London (dpa) - Nach 13 Jahren veröffentlicht die britische Rockband The Who wieder ein Album. Im Interview der Deutschen Presse-Agentur erzählt Gitarrist Pete Townshend, warum er heute ein besseres Verhältnis zu Sänger Roger Daltrey hat und weshalb das neue Werk «WHO» für ihn eigentlich kein echtes Who-Album ist.

Frage: The Who wurden vor 54 Jahren gegründet. Sie und Sänger Roger Daltrey sind die einzigen überlebenden Mitglieder. Wie ist Ihr Verhältnis zueinander nach all den Jahrzehnten?

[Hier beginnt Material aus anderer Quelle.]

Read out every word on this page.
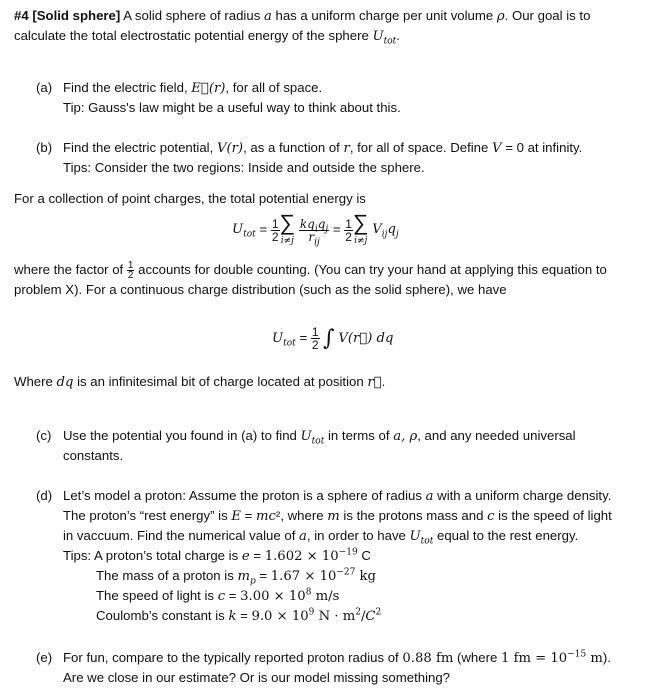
#4 [Solid sphere] A solid sphere of radius a has a uniform charge per unit volume ρ. Our goal is to
calculate the total electrostatic potential energy of the sphere $U_{tot}$.
(a) Find the electric field, E⃗(r), for all of space.

Tip: Gauss's law might be a useful way to think about this.
(b) Find the electric potential, V(r), as a function of r, for all of space. Define V = 0 at infinity.

Tips: Consider the two regions: Inside and outside the sphere.
For a collection of point charges, the total potential energy is
$U_{tot} = \frac{1}{2}$ ∑
i≠j
$\frac{kq_iq_j}{r_{ij}} = \frac{1}{2}$ ∑
i≠j
$V_{ij}q_j$
where the factor of $\frac{1}{2}$ accounts for double counting. (You can try your hand at applying this equation to
problem X). For a continuous charge distribution (such as the solid sphere), we have
$U_{tot} = \frac{1}{2}$ ∫ V(r⃗) dq
Where dq is an infinitesimal bit of charge located at position r⃗.
(c) Use the potential you found in (a) to find $U_{tot}$ in terms of a, ρ, and any needed universal

constants.
(d) Let’s model a proton: Assume the proton is a sphere of radius a with a uniform charge density.

The proton’s “rest energy” is E = mc², where m is the protons mass and c is the speed of light
in vaccuum. Find the numerical value of a, in order to have $U_{tot}$ equal to the rest energy.
Tips: A proton’s total charge is $e = 1.602 \times 10^{-19}$ C
The mass of a proton is $m_p = 1.67 \times 10^{-27}$ kg
The speed of light is $c = 3.00 \times 10^8$ m/s
Coulomb’s constant is $k = 9.0 \times 10^9$ $N \cdot m^2/C^2$
(e) For fun, compare to the typically reported proton radius of 0.88 fm (where 1 fm = $10^{-15}$ m).

Are we close in our estimate? Or is our model missing something?
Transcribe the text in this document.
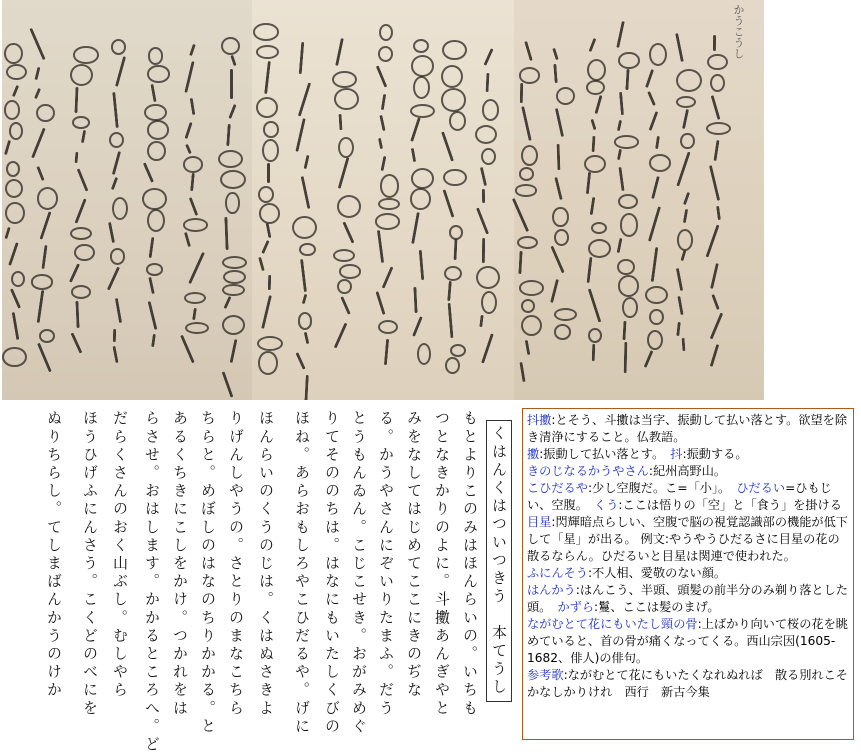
かうこうし
くはんくはついつきう　本てうし
もとよりこのみはほんらいの。いちも
つとなきかりのよに。斗擻あんぎやと
みをなしてはじめてここにきのぢな
る。かうやさんにぞいりたまふ。だう
とうもんゐん。こじこせき。おがみめぐ
りてそののちは。はなにもいたしくびの
ほね。あらおもしろやこひだるや。げに
ほんらいのくうのじは。くはぬさきよ
りげんしやうの。さとりのまなこちら
ちらと。めぼしのはなのちりかかる。と
あるくちきにこしをかけ。つかれをは
らさせ。おはします。かかるところへ。ど
だらくさんのおく山ぶし。むしやら
ほうひげふにんさう。こくどのべにを
ぬりちらし。てしまばんかうのけか	抖擻:とそう、斗擻は当字、振動して払い落とす。欲望を除き清浄にすること。仏教語。

擻:振動して払い落とす。　 抖:振動する。

きのじなるかうやさん:紀州高野山。

こひだるや:少し空腹だ。こ=「小」。　 ひだるい=ひもじい、空腹。　 くう:ここは悟りの「空」と「食う」を掛ける

目星:閃輝暗点らしい、空腹で脳の視覚認識部の機能が低下して「星」が出る。 例文:やうやうひだるさに目星の花の散るならん。ひだるいと目星は関連で使われた。

ふにんそう:不人相、愛敬のない顔。

はんかう:はんこう、半頭、頭髪の前半分のみ剃り落とした頭。　 かずら:鬘、ここは髪のまげ。

ながむとて花にもいたし頸の骨:上ばかり向いて桜の花を眺めていると、首の骨が痛くなってくる。西山宗因(1605-1682、俳人)の俳句。

参考歌:ながむとて花にもいたくなれぬれば　散る別れこそかなしかりけれ　西行　新古今集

Antwort: Es ist gut, sehr gut sogar. Und sehr klar. Wir sind uns einig, wo wir einer Meinung sind, und wenn wir geteilter Meinung sind, ist das auch okay. Wir sind uns einig, dass wir uns nicht immer einig sein müssen. Wir sind alt und schon so lange zusammen. Jeder schätzt die Exzentrik des anderen, aber wir sagen uns gegenseitig die Wahrheit. Das war früher nicht so. Wenn wir unterschiedlicher Meinung sind, sagen wir uns das heute und können diskutieren, ohne die Beherrschung zu verlieren. Das heißt, wir führen ein ordentliches Gespräch darüber, wie wir unsere Arbeit voranbringen.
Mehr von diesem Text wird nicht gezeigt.